Last Week Tonight with Congressman Bill Johnson
Letters to the Editor Marietta Times
Nov 13, 2021
I was delighted to see our own Congressman Bill Johnson appear in a recent episode of HBO’s Last Week Tonight. I was especially delighted to see host John Oliver flatly tell him “shut up” at one point, something I’ve wished I could tell our corrupt, climate change denying Representative for quite a while now.
For context, Oliver hosts a kind of weekly variant on standard late night political talk shows, and spends the bulk of each episode diving deep into a specific topic. The segments are both funny and well-researched, and usually cover important topics that might fly under the radar for most late night hosts.
The segment in question, which can be found in full on YouTube, delves into the topic of America’s power grid. Oliver explores both the recent decline in our energy infrastructure due to its advanced age, as well as the challenges our nation faces in developing a modern grid to accommodate a massive shift toward renewable energy, in order to combat the rapidly escalating climate crisis.
I don’t claim to be an expert on the particular subject of power grids, but I somehow don’t think Congressman Johnson is either, despite an apparent willingness to present himself as such, and to continue shaming the district he represents with his ignorance.
Around 18 minutes into the video, Oliver shows a clip of Johnson grilling Patricia Hoffman, the Principal Deputy Assistant Secretary for the Office of Electricity (OE) at the U.S. Department of Energy, over the proposed Clean Future Act, which would help to transition us toward a decarbonized power grid.

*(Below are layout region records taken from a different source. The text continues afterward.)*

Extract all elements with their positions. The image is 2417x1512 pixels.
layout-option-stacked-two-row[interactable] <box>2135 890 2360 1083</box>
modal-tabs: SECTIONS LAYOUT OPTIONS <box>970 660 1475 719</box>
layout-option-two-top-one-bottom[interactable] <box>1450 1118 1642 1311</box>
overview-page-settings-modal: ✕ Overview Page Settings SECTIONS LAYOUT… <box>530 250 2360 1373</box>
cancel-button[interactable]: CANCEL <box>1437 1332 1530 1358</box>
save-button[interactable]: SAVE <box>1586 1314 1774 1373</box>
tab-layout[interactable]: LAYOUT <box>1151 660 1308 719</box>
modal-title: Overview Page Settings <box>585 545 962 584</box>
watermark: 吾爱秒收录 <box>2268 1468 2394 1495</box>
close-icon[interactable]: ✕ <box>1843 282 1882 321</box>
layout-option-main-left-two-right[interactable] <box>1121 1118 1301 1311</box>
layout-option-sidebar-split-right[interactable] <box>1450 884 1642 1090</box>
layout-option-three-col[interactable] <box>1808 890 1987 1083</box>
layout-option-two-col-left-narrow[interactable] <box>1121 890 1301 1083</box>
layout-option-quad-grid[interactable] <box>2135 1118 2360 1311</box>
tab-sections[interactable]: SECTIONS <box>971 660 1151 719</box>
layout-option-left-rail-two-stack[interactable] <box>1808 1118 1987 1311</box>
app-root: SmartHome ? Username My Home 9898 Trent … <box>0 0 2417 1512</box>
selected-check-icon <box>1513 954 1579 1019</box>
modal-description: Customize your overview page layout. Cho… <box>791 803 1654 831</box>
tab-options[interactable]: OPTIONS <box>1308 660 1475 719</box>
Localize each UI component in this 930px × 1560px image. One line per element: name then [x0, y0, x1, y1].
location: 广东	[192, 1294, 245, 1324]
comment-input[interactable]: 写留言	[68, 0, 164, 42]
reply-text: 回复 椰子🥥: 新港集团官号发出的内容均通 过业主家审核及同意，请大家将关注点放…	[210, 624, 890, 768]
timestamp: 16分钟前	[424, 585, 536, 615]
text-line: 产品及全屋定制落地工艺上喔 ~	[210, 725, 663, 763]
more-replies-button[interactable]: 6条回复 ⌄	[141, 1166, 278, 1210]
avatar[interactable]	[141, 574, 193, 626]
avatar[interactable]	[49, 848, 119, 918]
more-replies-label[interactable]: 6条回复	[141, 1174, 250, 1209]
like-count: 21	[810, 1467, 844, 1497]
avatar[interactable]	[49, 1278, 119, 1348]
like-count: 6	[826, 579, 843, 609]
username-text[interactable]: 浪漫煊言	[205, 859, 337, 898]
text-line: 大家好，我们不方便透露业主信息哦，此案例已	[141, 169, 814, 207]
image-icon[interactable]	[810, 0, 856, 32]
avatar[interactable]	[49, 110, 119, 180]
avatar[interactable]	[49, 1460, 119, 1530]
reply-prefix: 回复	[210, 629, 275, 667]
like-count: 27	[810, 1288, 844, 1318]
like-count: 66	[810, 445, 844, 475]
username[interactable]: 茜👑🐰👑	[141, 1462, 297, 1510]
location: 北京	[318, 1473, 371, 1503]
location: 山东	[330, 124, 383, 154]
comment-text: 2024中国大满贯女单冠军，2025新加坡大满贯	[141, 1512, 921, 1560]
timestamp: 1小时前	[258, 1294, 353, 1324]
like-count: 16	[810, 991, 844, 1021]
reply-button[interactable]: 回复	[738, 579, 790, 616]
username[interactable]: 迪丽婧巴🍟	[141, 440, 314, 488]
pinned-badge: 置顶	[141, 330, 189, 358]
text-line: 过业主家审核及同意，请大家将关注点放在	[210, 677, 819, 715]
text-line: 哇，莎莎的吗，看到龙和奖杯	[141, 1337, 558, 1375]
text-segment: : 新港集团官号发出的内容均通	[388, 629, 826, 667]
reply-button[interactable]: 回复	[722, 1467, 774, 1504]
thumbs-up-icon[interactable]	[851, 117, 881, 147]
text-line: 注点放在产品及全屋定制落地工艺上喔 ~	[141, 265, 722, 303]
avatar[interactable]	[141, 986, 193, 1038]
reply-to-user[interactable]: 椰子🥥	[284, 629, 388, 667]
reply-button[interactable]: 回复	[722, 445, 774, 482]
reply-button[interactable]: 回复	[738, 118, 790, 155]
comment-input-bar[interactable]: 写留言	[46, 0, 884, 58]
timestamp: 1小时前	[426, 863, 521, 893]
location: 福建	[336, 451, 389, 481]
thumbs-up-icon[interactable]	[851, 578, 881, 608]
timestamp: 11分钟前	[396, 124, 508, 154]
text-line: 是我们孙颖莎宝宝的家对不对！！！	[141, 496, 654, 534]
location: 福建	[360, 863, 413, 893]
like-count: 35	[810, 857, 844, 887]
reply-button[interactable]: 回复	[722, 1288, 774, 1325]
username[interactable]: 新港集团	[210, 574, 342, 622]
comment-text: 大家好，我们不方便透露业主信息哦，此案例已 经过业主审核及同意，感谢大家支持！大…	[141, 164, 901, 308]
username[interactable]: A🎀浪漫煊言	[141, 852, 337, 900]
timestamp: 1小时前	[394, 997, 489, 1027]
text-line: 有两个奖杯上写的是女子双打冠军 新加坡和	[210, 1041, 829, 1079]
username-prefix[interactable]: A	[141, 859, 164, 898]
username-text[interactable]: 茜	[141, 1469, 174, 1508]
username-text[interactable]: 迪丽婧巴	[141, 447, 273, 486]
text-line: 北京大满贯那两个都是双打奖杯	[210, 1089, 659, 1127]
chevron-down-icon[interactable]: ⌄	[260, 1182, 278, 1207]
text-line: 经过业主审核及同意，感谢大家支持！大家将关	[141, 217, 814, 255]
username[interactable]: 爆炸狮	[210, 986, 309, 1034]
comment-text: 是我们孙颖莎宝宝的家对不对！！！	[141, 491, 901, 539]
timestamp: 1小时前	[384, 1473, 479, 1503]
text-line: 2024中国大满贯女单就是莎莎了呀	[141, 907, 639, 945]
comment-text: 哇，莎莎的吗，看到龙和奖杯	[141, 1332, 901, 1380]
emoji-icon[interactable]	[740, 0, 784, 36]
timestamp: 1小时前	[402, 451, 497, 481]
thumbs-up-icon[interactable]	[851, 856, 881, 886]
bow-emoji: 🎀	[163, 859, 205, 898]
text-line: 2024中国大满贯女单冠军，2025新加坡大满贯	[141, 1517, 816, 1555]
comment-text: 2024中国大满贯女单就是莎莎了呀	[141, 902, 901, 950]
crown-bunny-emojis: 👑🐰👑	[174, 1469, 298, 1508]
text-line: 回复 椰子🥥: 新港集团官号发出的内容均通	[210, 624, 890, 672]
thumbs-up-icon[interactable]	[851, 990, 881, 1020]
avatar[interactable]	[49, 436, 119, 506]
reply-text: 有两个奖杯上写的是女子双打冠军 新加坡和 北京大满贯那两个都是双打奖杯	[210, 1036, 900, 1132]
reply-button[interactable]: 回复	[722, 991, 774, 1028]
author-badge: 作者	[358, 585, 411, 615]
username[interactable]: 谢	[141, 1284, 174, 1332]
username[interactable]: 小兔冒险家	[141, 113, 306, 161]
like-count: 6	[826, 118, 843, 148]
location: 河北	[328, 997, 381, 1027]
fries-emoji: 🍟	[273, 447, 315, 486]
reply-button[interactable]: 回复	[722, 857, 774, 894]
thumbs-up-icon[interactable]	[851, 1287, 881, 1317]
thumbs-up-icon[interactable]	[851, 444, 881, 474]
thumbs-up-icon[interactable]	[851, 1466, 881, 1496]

“What is the return on investment? What is the return on investment?” Johnson keeps yapping at Hoffman like a broken record, interrupting her even as she tries to give an answer about the necessity for this infrastructure toward the health and future of our nation.
Of course, not wanting your kids to be swept up in a climate change-induced firenado isn’t justification enough for Johnson. He wants a specific dollar amount, which Oliver, back in his Last Week Tonight segment, is only too happy to give him, after describing him with a few choice expletives that I really wish I could print here.
Oliver cites multiple studies showing the cost effectiveness of expanding transmission lines across the U.S., including one that predicted approximately $2.50 in benefits for every $1 of cost- a pretty decent return on investment, one might think.
But of course that doesn’t actually matter to Johnson. Evidence doesn’t truly matter at all to those of his ilk. Presenting him with the specific figures he demands isn’t enough, the same way that a 97%+ consensus among the scientific community, half a century’s worth of warnings going back to at least the Kennedy administration, and even buried reports funded by the very fossil fuel industry that created the disaster, aren’t enough to convince him of the runaway climate crisis we are now experiencing. I should know, having delivered a shopping cart full of 100 books on the subject of climate change directly to Johnson’s office two years ago. If he actually wanted to learn what was happening and how to fix it, he would have all the research material he could possibly desire.
But even if I could somehow print off a trillion pages of evidence for Representative Johnson indisputably proving that we were in a climate crisis, it would still pale in comparison to the hundreds of thousands of dollars he takes in from fossil fuel donors (at least $688,109, according to OpenSecrets.org, as well as, notably, $480,218 from electric utilities.)
Johnson, a supposed Christian who regularly posts Bible verses on his official government Facebook account, is ideologically committed to the notion that greed is good, and that the murderous corporate juggernauts making our planet uninhabitable truly have our best interests at heart.
Johnson’s sustained, willful ignorance cannot be reasoned with, for the simple fact that it’s based exclusively on far right dogma and corruption, rather than actual evidence. And at the end of the day, every last one of us will pay the price for it.